Juvenile Court Judge Ernestine S. Gray

Judge’s tough approach to foster care is transforming New Orleans. When you enter Judge Ernestine S. Gray’s courtroom it looks more like a preschool than a courtroom. There is a bookcase full of children’s classics and stuffed animals of every shape, size, and species.

Making the Worst Day Better

Juvenile Court Judge Ernestine S. Gray gives all children who appear in her court a bear and book. Something small but something she believes to ease what can be the worst day of their young lives. The dichotomy of Gray’s soft touch does not overshadow her power as one of four judges on the child protection docket of  Louisiana. Her work continues to reduce the numbers in Orleans Parish’s foster care to numbers unmatched anywhere in the country.
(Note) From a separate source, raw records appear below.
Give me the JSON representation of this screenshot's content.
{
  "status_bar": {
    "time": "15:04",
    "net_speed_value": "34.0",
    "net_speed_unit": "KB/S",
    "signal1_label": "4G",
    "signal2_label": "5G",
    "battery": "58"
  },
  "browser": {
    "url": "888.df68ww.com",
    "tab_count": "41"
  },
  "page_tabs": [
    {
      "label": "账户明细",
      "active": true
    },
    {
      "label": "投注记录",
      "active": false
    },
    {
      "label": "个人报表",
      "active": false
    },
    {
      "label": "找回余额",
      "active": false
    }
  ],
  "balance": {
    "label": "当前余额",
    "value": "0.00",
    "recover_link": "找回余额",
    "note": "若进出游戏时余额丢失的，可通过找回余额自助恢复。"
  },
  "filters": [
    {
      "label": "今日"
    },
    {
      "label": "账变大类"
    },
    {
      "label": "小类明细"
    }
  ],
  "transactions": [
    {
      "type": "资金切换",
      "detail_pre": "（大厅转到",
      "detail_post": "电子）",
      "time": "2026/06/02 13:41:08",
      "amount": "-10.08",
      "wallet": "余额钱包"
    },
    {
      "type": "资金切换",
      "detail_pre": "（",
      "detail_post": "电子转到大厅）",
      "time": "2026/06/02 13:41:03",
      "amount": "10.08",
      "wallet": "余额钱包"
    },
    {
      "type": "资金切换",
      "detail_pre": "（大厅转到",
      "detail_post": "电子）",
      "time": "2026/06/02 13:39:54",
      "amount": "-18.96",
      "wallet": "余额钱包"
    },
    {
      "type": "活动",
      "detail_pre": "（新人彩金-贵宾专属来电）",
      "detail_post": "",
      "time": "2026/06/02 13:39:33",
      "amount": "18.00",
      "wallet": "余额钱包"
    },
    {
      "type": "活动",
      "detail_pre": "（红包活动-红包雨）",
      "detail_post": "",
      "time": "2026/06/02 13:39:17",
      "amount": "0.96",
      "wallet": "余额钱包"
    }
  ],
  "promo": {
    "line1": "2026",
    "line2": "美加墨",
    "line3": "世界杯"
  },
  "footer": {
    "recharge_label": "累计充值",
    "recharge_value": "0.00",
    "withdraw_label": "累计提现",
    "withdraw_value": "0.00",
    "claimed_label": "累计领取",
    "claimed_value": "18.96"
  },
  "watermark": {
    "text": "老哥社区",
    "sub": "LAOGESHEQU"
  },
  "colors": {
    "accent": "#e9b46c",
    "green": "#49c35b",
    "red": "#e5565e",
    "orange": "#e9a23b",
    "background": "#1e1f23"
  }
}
The Washington Post reports,

Between 2011 and 2017, the number of children in foster care here fell by 89 percent compared with an 8 percent increase nationally. New Orleans children who do enter the system don’t stay long. Seventy percent are discharged within a month; nationally, it’s only 5 percent.

Gray has effectively all but eliminated foster care except in extreme situations, quickly returning children flagged by social workers to their families or other relatives.

A Refreshing Approach to Foster Care

Gray comments on her upbringing in the Post.

We shouldn’t be taking kids away from their parents because they don’t have food or a refrigerator,” she said in explaining her philosophy. “I grew up in a poor family in South Carolina, and we didn’t have a lot. But what I had was people who cared about me.

A private study conducted by Casey Family Programs in Seattle uncovered numbers so low that it left the child welfare community in shock. Gray’s tough approach to foster care emulates a national movement for reform as seen with the passing of the Family First Prevention Services Act.

Reform Through Family First Prevention Services Act

Passed in 2018 the Family First Prevention Services Act allows states to reallocate fundings for foster care to preventative services. The rationale behind the act is to keep more families together through preventative treatments such as mental health care, substance abuse treatment, and parenting skills training. Gray tells the Post.

Foster care is put up as this thing that is going to save kids, but kids die in foster care, kids get sick in foster care,” she said. “So we ought to be trying to figure out how to use that as little as possible. People have a right to raise their children.

Is this a Nation Model?

Gray holds her seat for one more year before mandatory retirement at age 70. While she does not have a comment on whether her approach to foster care is the best model nationally. She did comment needing more officials who are not afraid of negative publicity or losing elections. The Post quotes Gray in saying,

You have to have courage, she said.  I don’t advocate being reckless, but I think there are judges who do things just to be safe, for themselves and the families. To me, that’s not the standard.